Proposed DPS Algorithm for Parallel Implementation of CRC-15
The discussion presented above is based on serial connection of CRC encoder and decoder, it can be improved more using DSP algorithms of pipelining, retiming and unfolding to minimize the problem arises in transmission rate. Utilization using these DSP algorithms in CRC-15 architectures overcomes this drawback. This proposed architecture should be first pipelined to reduce the iteration bound then retimed and unfolding to design high speed parallel circuits.
Pipelining Algorithm
It reduces the CP either to increase the clock frequency or sample speed or to reduce power consumption at the same speed and the iteration bound of the system will be reduced. The applied four level pipeline algorithm of CRC-15 reduces the iteration bound to 0.5TXOR is shown in Figure 8 its four level pipelined structure equation is shown in Equation (3) 
Retiming Algorithm
Retiming is used to modify the locations of delay elements in a circuit without affecting the input/output characteristics of the circuit. This algorithm reduces the CP but not changing the latency of the system. Retiming is done by applying the Floyd Warshall algorithm [15] .
Unfolding Algorithm
Direct implementation of unfolding may lead to long iteration bound with lowest achievable CP. In Figure  3 shows the architecture of CRC-15 in LFSR to the 3-point unfolded of a 2-factor pipeline-cutset retimed and 4-level pipeline of CRC-15 architecture as show in Figure 9 . Table 3 shows the output of CRC-15 that is much better output compare with the existing paper [13] - [14] using CRC-9 for the number of clock cycles, especially when CRC-15 is subjected to a retimed 3-point unfolded and 4-level pipelined. The clock cycles decreases 20% compares to the original CRC-9 architecture. While Table 4 shows the iteration bound comparison of CRC-9 to CRC-15. It shows a much better output after CRC-15 is subjected to a retimed 4-level pipelined operation, results shows a decrease in iteration bound of 38.09% compare with the original CRC-9. 
CONCLUSION
High speed data transmission preferred parallel implementation that cannot be executed by serial operation because of slow throughput. The proposed method of applying the DSP algorithm shows a better output from converting the serial CRC-15 to parallel operation that resulted with lower iteration bound and an increased throughput rate.
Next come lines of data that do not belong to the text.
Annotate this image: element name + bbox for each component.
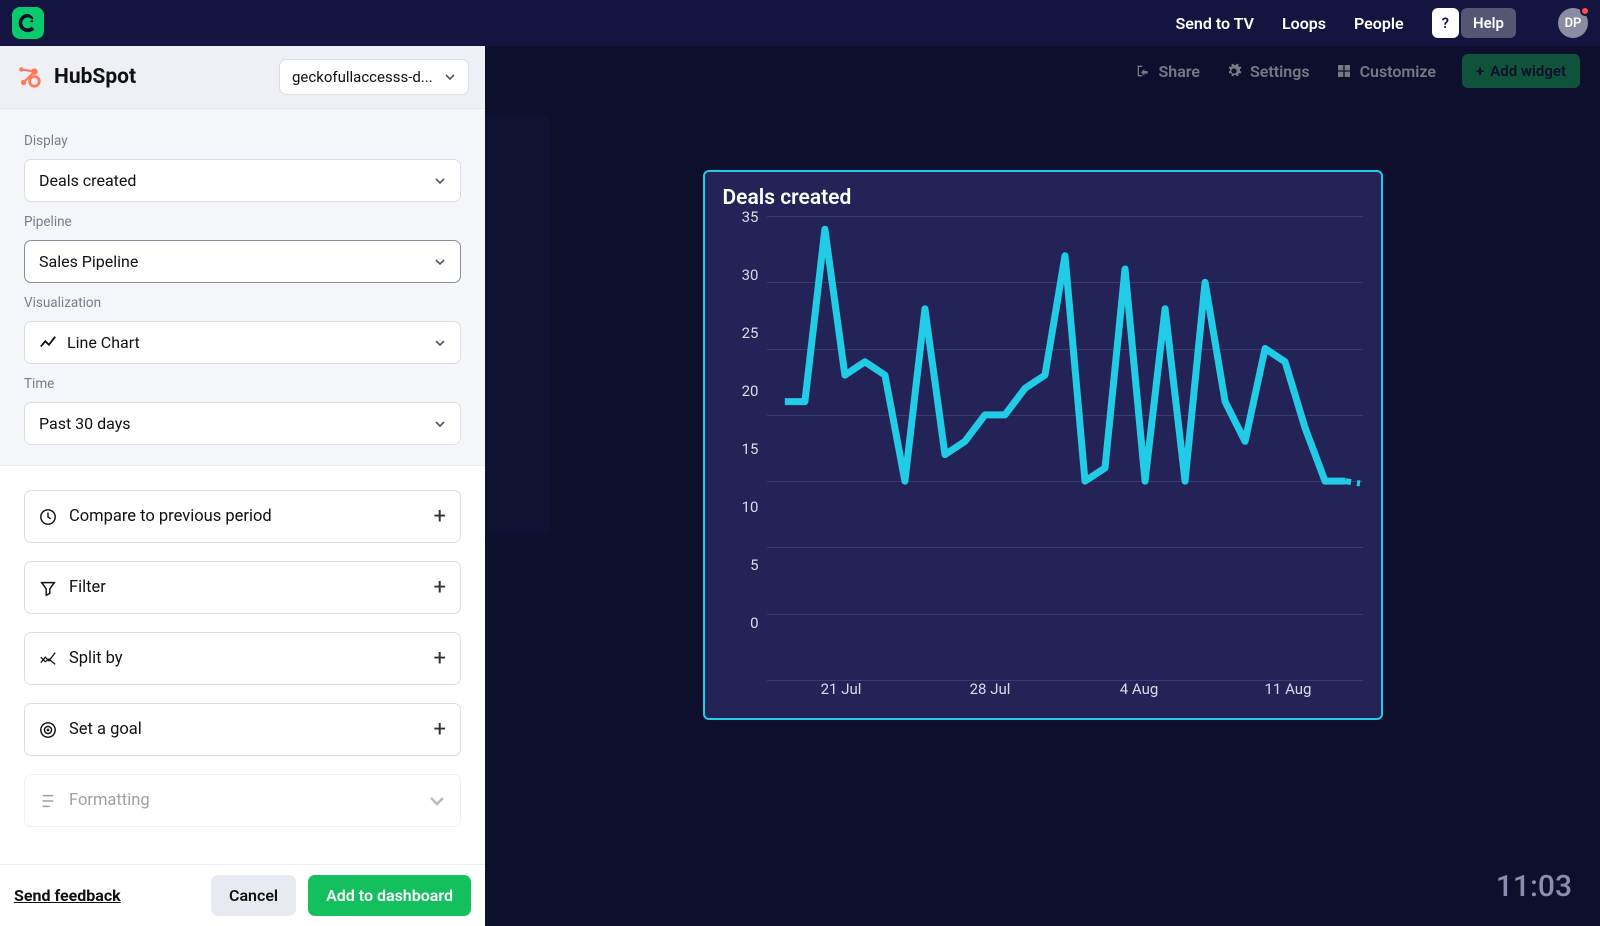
integration-title: HubSpot [54, 65, 136, 89]
y-tick: 10 [723, 498, 767, 556]
split-option[interactable]: Split by + [24, 632, 461, 685]
time-select[interactable]: Past 30 days [24, 402, 461, 445]
send-feedback-link[interactable]: Send feedback [14, 886, 121, 905]
help-button[interactable]: Help [1461, 8, 1516, 38]
config-form: Display Deals created Pipeline Sales Pip… [0, 109, 485, 466]
pipeline-label: Pipeline [24, 214, 461, 230]
help-question-button[interactable]: ? [1432, 8, 1459, 38]
avatar[interactable]: DP [1558, 8, 1588, 38]
top-bar: Send to TV Loops People ? Help DP [0, 0, 1600, 46]
x-tick: 4 Aug [1065, 680, 1214, 710]
chevron-down-icon [434, 175, 446, 187]
x-tick: 21 Jul [767, 680, 916, 710]
formatting-icon [39, 792, 57, 810]
y-tick: 30 [723, 266, 767, 324]
panel-footer: Send feedback Cancel Add to dashboard [0, 864, 485, 926]
clock-icon [39, 508, 57, 526]
hubspot-icon [16, 64, 42, 90]
chart-title: Deals created [723, 186, 1363, 210]
y-axis: 35302520151050 [723, 216, 767, 680]
add-to-dashboard-button[interactable]: Add to dashboard [308, 875, 471, 916]
line-series [767, 216, 1363, 680]
app-logo[interactable] [12, 7, 44, 39]
chevron-down-icon [444, 71, 456, 83]
y-tick: 35 [723, 208, 767, 266]
chevron-down-icon [428, 792, 446, 810]
avatar-initials: DP [1565, 16, 1582, 31]
y-tick: 15 [723, 440, 767, 498]
gecko-icon [17, 12, 39, 34]
filter-icon [39, 579, 57, 597]
cancel-button[interactable]: Cancel [211, 875, 296, 916]
chevron-down-icon [434, 256, 446, 268]
y-tick: 5 [723, 556, 767, 614]
y-tick: 20 [723, 382, 767, 440]
chevron-down-icon [434, 337, 446, 349]
line-chart-icon [39, 334, 57, 352]
goal-option[interactable]: Set a goal + [24, 703, 461, 756]
pipeline-select[interactable]: Sales Pipeline [24, 240, 461, 283]
x-tick: 28 Jul [916, 680, 1065, 710]
chevron-down-icon [434, 418, 446, 430]
compare-option[interactable]: Compare to previous period + [24, 490, 461, 543]
filter-option[interactable]: Filter + [24, 561, 461, 614]
formatting-option[interactable]: Formatting [24, 774, 461, 827]
y-tick: 0 [723, 614, 767, 672]
extra-options: Compare to previous period + Filter + Sp… [0, 466, 485, 864]
notification-dot-icon [1580, 6, 1590, 16]
preview-pane: Deals created 35302520151050 21 Jul28 Ju… [485, 96, 1600, 926]
visualization-select[interactable]: Line Chart [24, 321, 461, 364]
display-label: Display [24, 133, 461, 149]
y-tick: 25 [723, 324, 767, 382]
connection-select[interactable]: geckofullaccesss-d... [279, 59, 469, 95]
x-tick: 11 Aug [1214, 680, 1363, 710]
time-label: Time [24, 376, 461, 392]
display-select[interactable]: Deals created [24, 159, 461, 202]
x-axis: 21 Jul28 Jul4 Aug11 Aug [767, 680, 1363, 710]
split-icon [39, 650, 57, 668]
nav-loops[interactable]: Loops [1282, 14, 1326, 33]
widget-config-panel: HubSpot geckofullaccesss-d... Display De… [0, 46, 485, 926]
visualization-label: Visualization [24, 295, 461, 311]
nav-send-to-tv[interactable]: Send to TV [1176, 14, 1254, 33]
plot-area [767, 216, 1363, 680]
target-icon [39, 721, 57, 739]
panel-header: HubSpot geckofullaccesss-d... [0, 46, 485, 109]
chart-preview: Deals created 35302520151050 21 Jul28 Ju… [703, 170, 1383, 720]
nav-people[interactable]: People [1354, 14, 1404, 33]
The result as shown in Figure 9 was subjected first through the utilization of pipelined to minimize the iteration bound, then it was retimed to reduce the CP but not changing the latency of the system and unfolding to obtain a superior design of a high speed parallel circuit.
In our future work, we plan to analyze the effects of higher pipelining level to maximize timing optimization. And, the design can be analyze in different unfolding factors for hardware overhead. In addition, we also plan to develop an alternative error correction-detection method for CRC in able to minimize the bits usage and to increase the frame rate in shortest possible transmission time.